The choir's currently without a sponsor, the designated teacher being pregnant and on leave, leaving Pharus relatively free to run it as he sees fit. That begins with ejecting Bobby, for whom retaliation will always be the first resort. Tempers flare, and more supervision is obviously needed, so Marrow calls in a former teacher — a Mr. Pendleton, who, in a delightful coincidence, is played by an actual Pendleton, the one named Austin. Introducing himself to the boys with an awkward attempt at racial humor, as he's the only white guy around, and flailing his arms as only Austin Pendleton can, he's a peacekeeper of uncertain ability, and he has a personal history that will reverberate in unexpected and compelling ways.

So, Pharus — just how gay is he? His sexual history is kept deliberately ambiguous until the reveal is absolutely necessary, but his proclivities aren't much in doubt. Jeremy Pope will draw a lot of attention for this performance: He sings beautifully, he really knows how to move, and roles for young actors don't come any meatier. But from Row G, at least, his comes across as a look-at-me-I'm-acting turn, a grab for the spotlight that contrasts with the naturalism surrounding him. Such showiness is a trait shared only by Johnson, for whom it's somewhat justified, as he's playing an even bigger extrovert. Maybe Trip Cullman directed both actors to out-assert the rest of the cast, but the disparity in energy is noticeable, and jarring. Cooper, while well above the late-30s-to-early-40s described in McCraney's script, is an ideal headmaster — resolute, by-the-book, and cranky. Eberhardt underplays excellently, sending David's decency and panic palpably across the proscenium. And Clay is wonderful. He's helped by a scene between AJ and Pharus, the penultimate, that's roughly analogous to the one in Call Me by Your Name that made so many young gay men wish they had a dad like Michael Stuhlberg. Such openhearted sensitivity has to be played very carefully, neither pandering for sympathy nor pushing the emotion away, and Clay's up to it.

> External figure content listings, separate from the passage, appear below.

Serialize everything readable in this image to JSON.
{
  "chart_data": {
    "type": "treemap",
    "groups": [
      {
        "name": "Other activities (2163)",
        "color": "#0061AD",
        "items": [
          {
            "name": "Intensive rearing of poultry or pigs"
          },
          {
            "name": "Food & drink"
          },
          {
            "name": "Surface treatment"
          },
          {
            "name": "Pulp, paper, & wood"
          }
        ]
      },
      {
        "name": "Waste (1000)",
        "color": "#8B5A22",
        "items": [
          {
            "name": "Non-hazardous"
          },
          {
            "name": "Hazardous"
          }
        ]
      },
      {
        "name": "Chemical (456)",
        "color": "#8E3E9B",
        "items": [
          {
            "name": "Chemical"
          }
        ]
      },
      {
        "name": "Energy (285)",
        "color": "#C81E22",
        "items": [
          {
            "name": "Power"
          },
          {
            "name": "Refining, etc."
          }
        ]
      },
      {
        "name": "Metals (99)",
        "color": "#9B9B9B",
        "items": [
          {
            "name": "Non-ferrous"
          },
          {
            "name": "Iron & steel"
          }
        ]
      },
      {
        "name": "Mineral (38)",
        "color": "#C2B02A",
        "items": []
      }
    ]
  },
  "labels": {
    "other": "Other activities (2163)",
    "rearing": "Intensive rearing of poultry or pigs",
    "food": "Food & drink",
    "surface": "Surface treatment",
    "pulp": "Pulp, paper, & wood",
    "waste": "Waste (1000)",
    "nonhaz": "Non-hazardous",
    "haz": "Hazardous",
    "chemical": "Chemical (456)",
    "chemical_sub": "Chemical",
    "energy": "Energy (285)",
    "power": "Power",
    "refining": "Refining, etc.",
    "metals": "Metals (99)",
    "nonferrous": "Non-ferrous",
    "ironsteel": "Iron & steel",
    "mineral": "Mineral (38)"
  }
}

The Samuel J. Friedman audience, neither as senior nor as white as MTC's norm, really comes alive at this and other points, applauding scene buttons and murmuring frequent "mm-hmm"s as McCraney unveils another canny observation on the current states of striving, religion, and homophobia in the African-American community. Think about it: It's a community where getting ahead frequently has hinged on sports, or hip-hop, or other showbiz routes. If you don't excel at any of those, and if you offend that community's tendency toward hypermasculinity and substantial churchgoing element, what do you do? Pharus has a good, long monologue about how gospel music was an escape route for slaves, in terms both spiritual (it made them feel better) and practical (it may have contained coded messages). And he has another, which Pope aces, on how Pharus learned at a tender age how he was different, and how badly it hurt to discover it. In such moments, Choir Boy reaches the lofty heights it has set for itself. In others, it feels like it's marking time. McCraney, who wrote the source material that became the Oscar-winning Moonlight, is to be congratulated for giving a minority subgroup a voice it needs and has too often lacked. But has he written a tidy, concise, consistently absorbing and probing play? Not quite.